Reputation: 121
What I would consider a diagonal tensor is a tensor t of shape (d1, ..., dr) which is all zero except when the components are equal. So t[i,j,k,l] = 0 unless i == j == k == l. A function to create such a tensor should take in a shape (d1, ..., dr) and a vector [a1, ..., ak] of length min(d1, ..., dr), placing these values along the diagonal.
I would like to do this in Tensorflow, and the most relevant function I could find was tf.linalg.tensor_diag, but it doesn't do what I want.
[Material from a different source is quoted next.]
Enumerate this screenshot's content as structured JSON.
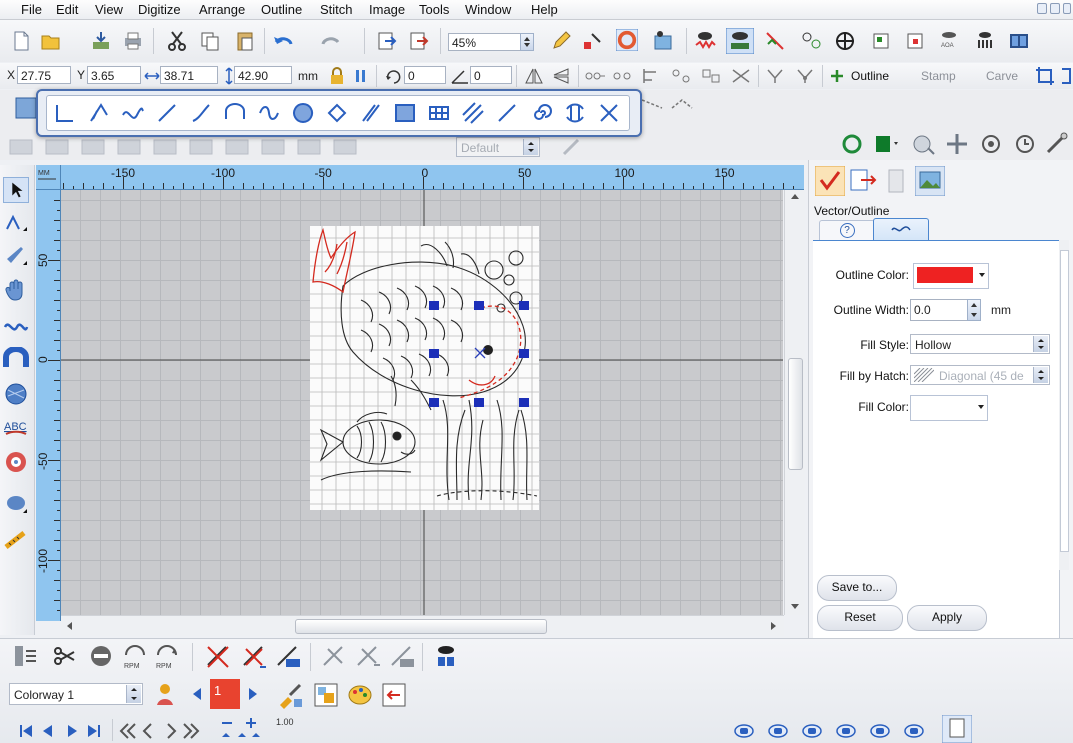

For instance, the diagonal input is a tensor, and the output tensor always has twice the rank, and so it can never output tensors of odd rank.
The documentation says "Given a diagonal, this operation returns a tensor with the diagonal and everything else padded with zeros", but I don't know how to square that with its actual behavior.
My question is two parts:
What is the best way in TF to do create what I am calling a diagonal tensor. Is there another name for this?
Why does linalg.tensor_diag work like this? What is the intended use?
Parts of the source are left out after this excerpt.